Because BSS works from the audio data rather than the microphone geometry, it’s a very robust approach that’s insensitive to calibration issues and can generally achieve much higher separation of sources in real-world situations than any beamformer. And, because it separates all sources irrespective of direction, it can be used to automatically follow a multi-way conversation.

This is particularly helpful for hearing-assistance applications, where the user wishes to follow a conversation without having to interact with the device manually. BSS also can be very effective when used in VoIP calling, home smart devices, and in-car infotainment applications.

BSS Drawbacks

However, BSS is not without its problems. For most BSS algorithms, the number of sources that can be separated depends on the number of microphones in the array. In addition, because it works from the data, BSS needs a consistent frame of reference.

As a result, it limits the technique to devices that have a stationary microphone array. Examples include a tabletop hearing device, a microphone array for fixed conferencing systems, or video calling from a phone or tablet that’s being held steady in your hands or on a table.

When there’s background chatter, BSS will generally separate the most dominant sources in the mix, which may include the annoyingly loud person at the next table. So, to work effectively, BSS needs to be combined with an ancillary algorithm to determine which of the sources are the sources of interest.

On its own, BSS separates sources very well, but it doesn’t reduce the background noise by more than about 9 dB. To obtain really good performance, it must be paired with a noise-reduction technique.

Many solutions for noise reduction use artificial intelligence (AI)—it’s utilized by Zoom and other conferencing systems, for example—to analyze the signal in the time-frequency domain. Then it tries to identify which components are due to the signal and those that are due to noise. This can work well with just a single microphone. The big problem with this technique, though, is that it extracts the signal by dynamically gating the time-frequency content, which can lead to unpleasant artifacts in poor signal-to-noise ratios (SNRs), and it may introduce considerable latency.
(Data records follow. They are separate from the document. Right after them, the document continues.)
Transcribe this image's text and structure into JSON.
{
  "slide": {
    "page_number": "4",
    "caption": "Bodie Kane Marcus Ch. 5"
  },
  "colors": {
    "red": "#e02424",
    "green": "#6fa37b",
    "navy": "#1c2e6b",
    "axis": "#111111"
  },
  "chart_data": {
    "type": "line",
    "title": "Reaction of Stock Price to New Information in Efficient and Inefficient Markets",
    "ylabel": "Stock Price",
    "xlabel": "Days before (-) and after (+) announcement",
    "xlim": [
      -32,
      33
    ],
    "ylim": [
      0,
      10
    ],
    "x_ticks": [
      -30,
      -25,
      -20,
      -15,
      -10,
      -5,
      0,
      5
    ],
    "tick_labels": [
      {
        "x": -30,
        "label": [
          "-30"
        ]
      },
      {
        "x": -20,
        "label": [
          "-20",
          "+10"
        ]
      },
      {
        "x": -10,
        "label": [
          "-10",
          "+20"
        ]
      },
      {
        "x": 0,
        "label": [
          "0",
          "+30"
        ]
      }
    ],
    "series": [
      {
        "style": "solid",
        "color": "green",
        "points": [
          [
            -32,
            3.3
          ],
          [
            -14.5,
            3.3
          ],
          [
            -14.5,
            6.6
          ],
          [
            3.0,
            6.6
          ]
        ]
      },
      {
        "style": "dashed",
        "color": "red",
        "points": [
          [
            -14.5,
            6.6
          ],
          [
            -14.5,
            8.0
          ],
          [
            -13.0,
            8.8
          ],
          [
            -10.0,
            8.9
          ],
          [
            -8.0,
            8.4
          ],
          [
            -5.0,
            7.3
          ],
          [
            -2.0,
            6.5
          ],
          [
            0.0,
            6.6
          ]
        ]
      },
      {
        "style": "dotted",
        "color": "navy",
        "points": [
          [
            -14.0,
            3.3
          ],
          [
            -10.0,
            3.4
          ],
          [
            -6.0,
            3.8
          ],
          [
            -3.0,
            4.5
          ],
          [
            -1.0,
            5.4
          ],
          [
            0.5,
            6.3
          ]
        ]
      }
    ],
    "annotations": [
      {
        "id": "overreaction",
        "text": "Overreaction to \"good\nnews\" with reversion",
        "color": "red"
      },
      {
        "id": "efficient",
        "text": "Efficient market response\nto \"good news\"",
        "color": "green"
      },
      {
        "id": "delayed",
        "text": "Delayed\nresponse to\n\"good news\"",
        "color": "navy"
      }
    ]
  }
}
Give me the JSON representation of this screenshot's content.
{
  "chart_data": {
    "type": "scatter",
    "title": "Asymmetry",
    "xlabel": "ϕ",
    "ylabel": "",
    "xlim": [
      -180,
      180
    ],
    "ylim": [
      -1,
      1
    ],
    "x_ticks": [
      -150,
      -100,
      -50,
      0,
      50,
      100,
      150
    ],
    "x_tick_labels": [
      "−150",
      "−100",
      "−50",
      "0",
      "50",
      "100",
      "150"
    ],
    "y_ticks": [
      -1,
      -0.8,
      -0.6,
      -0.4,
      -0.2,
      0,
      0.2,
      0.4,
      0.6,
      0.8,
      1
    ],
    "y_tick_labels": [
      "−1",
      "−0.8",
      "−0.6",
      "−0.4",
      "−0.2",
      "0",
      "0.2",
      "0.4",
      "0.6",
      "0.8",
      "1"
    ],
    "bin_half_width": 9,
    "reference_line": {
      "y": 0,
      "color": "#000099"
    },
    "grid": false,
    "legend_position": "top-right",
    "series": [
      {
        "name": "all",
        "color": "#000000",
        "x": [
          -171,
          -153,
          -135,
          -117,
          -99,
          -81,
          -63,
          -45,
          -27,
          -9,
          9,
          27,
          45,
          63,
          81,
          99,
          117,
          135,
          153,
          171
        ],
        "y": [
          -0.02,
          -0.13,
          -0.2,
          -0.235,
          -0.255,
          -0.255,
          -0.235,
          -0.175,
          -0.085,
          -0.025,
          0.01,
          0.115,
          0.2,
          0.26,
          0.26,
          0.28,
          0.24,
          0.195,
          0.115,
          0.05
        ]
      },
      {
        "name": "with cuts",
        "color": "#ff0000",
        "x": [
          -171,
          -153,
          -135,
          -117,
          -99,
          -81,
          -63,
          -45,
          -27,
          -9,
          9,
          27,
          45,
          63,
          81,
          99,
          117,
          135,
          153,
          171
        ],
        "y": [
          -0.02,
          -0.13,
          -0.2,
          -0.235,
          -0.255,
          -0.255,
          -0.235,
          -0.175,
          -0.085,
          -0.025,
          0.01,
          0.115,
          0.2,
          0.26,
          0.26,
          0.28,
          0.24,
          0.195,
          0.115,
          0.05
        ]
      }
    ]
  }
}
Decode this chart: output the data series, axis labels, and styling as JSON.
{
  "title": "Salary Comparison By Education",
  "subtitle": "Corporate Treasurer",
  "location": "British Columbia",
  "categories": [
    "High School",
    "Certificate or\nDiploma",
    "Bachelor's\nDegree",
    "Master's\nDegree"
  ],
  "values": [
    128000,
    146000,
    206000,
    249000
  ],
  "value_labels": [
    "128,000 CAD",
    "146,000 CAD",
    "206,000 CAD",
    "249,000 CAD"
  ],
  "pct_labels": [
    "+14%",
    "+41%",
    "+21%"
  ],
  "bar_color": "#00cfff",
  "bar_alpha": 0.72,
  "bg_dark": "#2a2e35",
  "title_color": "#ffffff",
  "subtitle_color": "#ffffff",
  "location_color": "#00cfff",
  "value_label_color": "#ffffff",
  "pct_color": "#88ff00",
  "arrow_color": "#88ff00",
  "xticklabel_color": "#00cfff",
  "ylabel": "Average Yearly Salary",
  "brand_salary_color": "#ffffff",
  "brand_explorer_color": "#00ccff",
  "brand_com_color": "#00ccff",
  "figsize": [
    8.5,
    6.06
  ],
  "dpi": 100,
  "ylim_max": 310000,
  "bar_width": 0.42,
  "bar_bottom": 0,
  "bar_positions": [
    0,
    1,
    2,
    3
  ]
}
A low-latency noise-suppression algorithm combined with BSS, on the other hand, gives up to 26 dB of noise suppression and makes products suitable for real-time use—with a latency of just 5 ms and a more natural sound with fewer distortions than AI solutions. Hearing devices, in particular, need ultra-low latency to keep lip sync; it’s extremely off-putting for users if the sound they hear lags behind the mouth movements of the person they are talking to.

The number of electronic devices that need to receive clear audio to work effectively is rising every year, and the advent of Bluetooth Low Energy will accelerate this process. Now, more than ever, choosing the right signal-processing technique for each different application is vital.